Article written by MetaCanada’s business correspondent, Lord_B
In a sign of national solidarity Canadians stood up for one another across the country. In a singular voice Canadians shouted “We have had enough. We will no longer purchase foreign tomatoes and foreign ketchup.” Voting with their wallets, Canadians made a show of strength to support Canadian jobs and local production. The 99% forced big grocery to bow to their demands, compelling Loblaws to restock French’s on their shelf. When asked for comment Kevin Groh, vice-president of corporate affairs and communication for Loblaws replied;
“It’s red, sugar, vinegar, who gives a fuck?”
The initial red wave of vinegar and Canadian pride showed cracks in solidarity as it swept across the nation when Rachel Notley decided to weigh in on the issue. The Alberta Premier boldly pronounced that she would continue to consume Heinz ketchup in protest to lack of market access for Alberta crude oil.
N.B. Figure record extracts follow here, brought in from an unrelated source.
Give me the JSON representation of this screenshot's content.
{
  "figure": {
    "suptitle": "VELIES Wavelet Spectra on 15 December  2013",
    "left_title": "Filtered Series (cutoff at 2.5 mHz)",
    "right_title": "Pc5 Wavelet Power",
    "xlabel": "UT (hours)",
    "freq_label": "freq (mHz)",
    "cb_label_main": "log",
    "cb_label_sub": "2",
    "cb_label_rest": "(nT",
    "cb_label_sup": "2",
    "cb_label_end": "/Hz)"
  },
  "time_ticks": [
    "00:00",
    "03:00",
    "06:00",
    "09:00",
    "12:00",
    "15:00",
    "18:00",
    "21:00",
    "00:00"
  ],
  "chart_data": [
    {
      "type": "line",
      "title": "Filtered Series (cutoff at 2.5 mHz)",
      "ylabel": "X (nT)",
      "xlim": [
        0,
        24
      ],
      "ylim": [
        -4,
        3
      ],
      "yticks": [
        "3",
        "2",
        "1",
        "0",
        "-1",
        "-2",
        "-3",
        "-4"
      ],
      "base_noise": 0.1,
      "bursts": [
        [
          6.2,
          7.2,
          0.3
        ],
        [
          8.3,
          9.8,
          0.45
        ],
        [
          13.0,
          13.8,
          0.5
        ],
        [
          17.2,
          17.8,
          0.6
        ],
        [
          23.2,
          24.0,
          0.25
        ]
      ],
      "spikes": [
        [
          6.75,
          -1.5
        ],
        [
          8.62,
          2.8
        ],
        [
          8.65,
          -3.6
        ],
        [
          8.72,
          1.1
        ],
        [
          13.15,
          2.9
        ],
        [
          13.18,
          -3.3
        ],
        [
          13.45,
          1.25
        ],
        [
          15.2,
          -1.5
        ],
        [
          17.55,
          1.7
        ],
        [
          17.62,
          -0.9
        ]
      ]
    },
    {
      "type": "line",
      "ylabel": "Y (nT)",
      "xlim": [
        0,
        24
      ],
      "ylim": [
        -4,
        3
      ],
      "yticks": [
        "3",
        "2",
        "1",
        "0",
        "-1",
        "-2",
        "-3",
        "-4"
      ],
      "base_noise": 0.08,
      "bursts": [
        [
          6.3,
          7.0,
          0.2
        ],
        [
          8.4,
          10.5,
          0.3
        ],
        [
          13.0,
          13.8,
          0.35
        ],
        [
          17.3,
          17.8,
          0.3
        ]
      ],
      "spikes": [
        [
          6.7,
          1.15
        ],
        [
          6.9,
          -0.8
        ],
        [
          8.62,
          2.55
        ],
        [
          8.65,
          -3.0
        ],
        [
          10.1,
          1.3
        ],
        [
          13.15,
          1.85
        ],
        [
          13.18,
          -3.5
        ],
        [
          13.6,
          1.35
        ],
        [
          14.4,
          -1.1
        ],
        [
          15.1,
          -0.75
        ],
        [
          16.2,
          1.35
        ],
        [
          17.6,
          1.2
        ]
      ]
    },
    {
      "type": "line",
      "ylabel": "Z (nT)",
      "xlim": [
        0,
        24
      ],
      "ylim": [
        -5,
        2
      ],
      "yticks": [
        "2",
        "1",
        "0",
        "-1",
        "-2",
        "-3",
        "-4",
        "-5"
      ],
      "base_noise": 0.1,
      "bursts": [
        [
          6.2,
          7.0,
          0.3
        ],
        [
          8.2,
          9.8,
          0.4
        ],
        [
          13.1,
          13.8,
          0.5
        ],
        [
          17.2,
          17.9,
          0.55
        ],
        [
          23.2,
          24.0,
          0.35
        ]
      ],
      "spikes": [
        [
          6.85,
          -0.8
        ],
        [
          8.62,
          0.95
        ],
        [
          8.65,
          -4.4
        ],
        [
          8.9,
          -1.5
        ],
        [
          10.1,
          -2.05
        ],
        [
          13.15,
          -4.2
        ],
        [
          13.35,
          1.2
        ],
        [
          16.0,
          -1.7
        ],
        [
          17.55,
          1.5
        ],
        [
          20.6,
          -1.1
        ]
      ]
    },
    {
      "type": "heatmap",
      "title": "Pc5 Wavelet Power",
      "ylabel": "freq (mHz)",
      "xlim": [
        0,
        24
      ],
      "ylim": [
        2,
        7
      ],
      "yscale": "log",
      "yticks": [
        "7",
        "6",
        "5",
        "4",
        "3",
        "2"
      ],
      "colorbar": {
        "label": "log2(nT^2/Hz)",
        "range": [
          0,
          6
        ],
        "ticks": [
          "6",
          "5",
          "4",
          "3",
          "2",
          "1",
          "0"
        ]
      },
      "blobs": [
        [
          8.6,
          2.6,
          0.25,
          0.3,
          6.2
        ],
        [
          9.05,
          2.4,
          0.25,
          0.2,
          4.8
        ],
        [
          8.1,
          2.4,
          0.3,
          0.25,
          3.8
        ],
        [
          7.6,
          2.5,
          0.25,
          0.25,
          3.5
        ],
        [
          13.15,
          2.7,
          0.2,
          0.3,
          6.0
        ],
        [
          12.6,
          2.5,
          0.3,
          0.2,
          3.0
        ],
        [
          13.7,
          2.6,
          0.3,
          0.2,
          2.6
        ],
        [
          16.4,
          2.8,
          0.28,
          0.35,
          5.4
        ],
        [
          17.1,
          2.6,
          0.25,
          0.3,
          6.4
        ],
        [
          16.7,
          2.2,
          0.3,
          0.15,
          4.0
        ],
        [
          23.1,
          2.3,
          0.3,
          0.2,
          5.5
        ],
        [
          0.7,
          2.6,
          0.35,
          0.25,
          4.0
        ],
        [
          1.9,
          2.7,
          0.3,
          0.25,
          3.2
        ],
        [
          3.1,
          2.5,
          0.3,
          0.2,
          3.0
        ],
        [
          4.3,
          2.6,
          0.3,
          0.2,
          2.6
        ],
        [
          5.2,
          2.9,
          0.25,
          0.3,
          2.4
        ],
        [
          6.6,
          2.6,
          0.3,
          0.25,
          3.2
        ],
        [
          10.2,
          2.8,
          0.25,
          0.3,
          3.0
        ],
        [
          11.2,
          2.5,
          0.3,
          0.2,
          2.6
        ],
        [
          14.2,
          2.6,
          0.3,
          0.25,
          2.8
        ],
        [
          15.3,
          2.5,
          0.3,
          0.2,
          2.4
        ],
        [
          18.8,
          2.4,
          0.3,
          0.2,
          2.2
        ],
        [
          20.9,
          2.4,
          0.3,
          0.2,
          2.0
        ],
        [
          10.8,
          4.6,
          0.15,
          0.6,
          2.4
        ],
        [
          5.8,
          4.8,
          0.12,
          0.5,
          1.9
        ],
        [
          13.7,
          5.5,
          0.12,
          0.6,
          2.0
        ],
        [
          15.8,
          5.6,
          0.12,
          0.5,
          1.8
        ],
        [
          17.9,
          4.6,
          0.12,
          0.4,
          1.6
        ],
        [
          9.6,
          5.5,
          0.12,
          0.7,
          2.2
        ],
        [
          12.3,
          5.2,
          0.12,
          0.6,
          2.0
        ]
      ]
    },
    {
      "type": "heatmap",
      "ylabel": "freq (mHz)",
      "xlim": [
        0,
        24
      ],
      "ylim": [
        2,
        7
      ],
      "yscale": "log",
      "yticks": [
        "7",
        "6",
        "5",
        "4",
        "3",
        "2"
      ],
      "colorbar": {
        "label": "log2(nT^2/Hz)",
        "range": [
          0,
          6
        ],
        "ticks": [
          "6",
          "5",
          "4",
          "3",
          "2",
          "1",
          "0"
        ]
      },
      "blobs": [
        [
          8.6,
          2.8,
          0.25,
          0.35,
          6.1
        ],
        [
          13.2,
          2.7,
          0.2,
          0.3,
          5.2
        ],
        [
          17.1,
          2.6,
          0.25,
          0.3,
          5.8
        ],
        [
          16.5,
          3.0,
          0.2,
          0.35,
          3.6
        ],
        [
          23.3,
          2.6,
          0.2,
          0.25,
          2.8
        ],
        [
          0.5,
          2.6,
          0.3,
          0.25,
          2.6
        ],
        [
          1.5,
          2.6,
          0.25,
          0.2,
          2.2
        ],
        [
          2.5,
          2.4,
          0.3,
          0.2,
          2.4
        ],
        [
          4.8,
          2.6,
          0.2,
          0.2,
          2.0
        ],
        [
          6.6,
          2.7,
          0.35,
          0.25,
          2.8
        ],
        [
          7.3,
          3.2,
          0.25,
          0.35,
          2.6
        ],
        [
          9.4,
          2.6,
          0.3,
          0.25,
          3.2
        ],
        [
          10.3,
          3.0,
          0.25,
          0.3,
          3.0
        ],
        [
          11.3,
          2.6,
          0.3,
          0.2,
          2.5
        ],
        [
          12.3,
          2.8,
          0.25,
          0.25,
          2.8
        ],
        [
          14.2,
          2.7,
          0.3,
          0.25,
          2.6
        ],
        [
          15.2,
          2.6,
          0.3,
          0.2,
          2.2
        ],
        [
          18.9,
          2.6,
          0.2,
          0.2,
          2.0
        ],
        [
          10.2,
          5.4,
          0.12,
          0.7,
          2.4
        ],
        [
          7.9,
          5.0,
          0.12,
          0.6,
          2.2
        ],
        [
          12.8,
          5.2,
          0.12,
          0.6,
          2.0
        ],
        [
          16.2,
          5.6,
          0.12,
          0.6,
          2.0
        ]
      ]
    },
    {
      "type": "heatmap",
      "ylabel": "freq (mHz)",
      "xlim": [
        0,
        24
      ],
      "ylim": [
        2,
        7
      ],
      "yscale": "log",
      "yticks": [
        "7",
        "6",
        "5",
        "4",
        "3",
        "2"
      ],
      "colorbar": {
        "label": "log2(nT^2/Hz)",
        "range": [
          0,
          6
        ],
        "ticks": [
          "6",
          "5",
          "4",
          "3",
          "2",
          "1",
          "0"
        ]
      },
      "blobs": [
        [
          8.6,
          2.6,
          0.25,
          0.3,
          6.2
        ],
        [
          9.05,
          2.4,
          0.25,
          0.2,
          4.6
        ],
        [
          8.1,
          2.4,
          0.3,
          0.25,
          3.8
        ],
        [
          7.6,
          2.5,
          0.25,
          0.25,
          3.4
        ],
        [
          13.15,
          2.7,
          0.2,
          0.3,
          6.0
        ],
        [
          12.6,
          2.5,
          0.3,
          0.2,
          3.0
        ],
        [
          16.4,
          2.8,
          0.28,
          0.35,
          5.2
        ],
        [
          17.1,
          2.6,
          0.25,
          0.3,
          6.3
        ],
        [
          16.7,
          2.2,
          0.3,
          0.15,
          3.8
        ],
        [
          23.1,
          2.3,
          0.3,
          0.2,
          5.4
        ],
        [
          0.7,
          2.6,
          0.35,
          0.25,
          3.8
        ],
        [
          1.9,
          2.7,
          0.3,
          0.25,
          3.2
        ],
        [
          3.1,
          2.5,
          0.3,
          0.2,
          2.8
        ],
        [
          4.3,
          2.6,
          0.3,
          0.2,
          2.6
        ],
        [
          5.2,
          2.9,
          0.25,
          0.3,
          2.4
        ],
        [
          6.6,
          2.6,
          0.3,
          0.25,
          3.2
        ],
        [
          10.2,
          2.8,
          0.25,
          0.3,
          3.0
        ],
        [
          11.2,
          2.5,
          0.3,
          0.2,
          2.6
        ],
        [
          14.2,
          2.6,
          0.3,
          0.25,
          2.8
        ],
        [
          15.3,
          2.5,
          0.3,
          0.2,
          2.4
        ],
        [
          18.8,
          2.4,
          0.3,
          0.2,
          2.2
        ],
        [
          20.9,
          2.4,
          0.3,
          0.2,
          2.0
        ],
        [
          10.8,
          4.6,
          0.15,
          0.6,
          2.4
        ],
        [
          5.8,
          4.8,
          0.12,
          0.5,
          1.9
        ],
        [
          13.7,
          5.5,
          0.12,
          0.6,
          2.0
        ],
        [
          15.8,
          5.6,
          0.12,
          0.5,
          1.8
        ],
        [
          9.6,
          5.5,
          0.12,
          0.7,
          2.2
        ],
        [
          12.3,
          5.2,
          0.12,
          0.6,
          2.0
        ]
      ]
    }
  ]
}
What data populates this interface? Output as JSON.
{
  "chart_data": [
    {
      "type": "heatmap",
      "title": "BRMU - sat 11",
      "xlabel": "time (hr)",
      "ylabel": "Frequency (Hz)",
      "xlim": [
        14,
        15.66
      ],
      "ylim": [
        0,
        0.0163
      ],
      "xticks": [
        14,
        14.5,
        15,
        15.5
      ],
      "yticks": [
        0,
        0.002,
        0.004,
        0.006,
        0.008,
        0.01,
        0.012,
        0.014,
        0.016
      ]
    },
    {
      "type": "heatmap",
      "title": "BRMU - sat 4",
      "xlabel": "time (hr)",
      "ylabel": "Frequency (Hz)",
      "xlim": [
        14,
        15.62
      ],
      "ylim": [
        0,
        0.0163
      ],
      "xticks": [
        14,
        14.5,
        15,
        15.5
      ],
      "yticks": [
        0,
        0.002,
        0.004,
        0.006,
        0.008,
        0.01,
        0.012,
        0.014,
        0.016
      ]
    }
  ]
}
Notley was quoted at a press conference stating:
“Fuck you guys. You will watch 100,000 people in Alberta lose their jobs without blinking an eye but then a couple people at a packing plant get scooped up and it is a national victory? Screw this, diluted bitumen is just as good to put on your hotdog as French’s ketchup.” She then proceeded to devour an oil soaked hotdog defiantly staring into cameras. “It tastes like Alberta pride!” She remarked before being helped from the podium to another room. Premier Notley was later hospitalized for ingesting the diluted bitumen.